The testimony came at a three-hour hearing in Mineola before the State Senate Standing Committee on Investigations and Government Operations, chaired by Sen. Carl Marcellino (R-Syosset). The committee will issue a report on its findings in about a month.
The committee took recommendations from speakers on possible infrastructure and construction improvements, zoning changes and other policy changes necessary after the devastating Oct. 29 storm.
County Executive Edward Mangano said Nassau's top priorities were assisting impacted business, including those already carrying huge debt from loans taken following Tropical Storm Irene in 2011; restoring damaged environmental areas, such as dunes; rebuilding critical infrastructure, such as schools and utilities, "smarter and stronger;" and helping affected homeowners -- particularly the uninsured and underinsured.
In some cases, Mangano said, government should consider "whether certain areas should be rebuilt at all."
Samuel Chu, Suffolk's labor commissioner, said his county is focusing on quickly rebuilding its barrier beaches, which he said were critical to protect Suffolk residents and their homes.
"Should a similar or even lesser storm . . . strike before this damage is fixed, the conversation we have next time may be much different," said Chu, who added that Suffolk municipalities are struggling to keep up with permit applications and home inspections as displaced homeowners are running out of federal rental assistance.
"The clock is ticking," Chu said. "Anything this committee could propose to assist . . . with the herculean task before us could play a critical role."
Several environmental and infrastructure experts offered recommendations on steps the state could take to assist in rebuilding efforts.
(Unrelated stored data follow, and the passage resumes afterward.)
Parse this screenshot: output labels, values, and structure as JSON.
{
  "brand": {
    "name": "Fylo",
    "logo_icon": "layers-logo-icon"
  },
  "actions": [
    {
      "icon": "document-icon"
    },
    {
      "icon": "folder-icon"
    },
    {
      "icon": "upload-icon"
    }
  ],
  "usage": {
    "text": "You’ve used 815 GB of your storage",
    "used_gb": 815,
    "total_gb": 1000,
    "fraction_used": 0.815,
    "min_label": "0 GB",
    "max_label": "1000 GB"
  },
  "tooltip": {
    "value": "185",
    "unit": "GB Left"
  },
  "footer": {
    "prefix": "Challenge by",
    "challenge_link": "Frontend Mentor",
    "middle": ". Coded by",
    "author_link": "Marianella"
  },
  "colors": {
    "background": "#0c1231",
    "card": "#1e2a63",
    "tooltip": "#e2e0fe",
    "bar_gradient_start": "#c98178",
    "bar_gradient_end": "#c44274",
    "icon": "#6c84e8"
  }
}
They included zoning changes to further restrict construction in coastal areas; requiring some structures -- or at least their heating and electrical systems -- to be elevated; and pushing for more use of fortified concrete pilings in waterfront construction.
Some speakers also recommended that the state develop more comprehensive hurricane preparedness plans that would better incorporate available scientific data about climate change and rising sea level patterns. Those plans should look to the distant future -- and to storms far worse than Sandy.
Others pleaded for more short-term help. Long Beach City Manager Jack Schnirman asked the committee to help expedite funds to give his city "a shot of adrenaline before the summer season."
"It's critical that we see resources now," Schnirman said.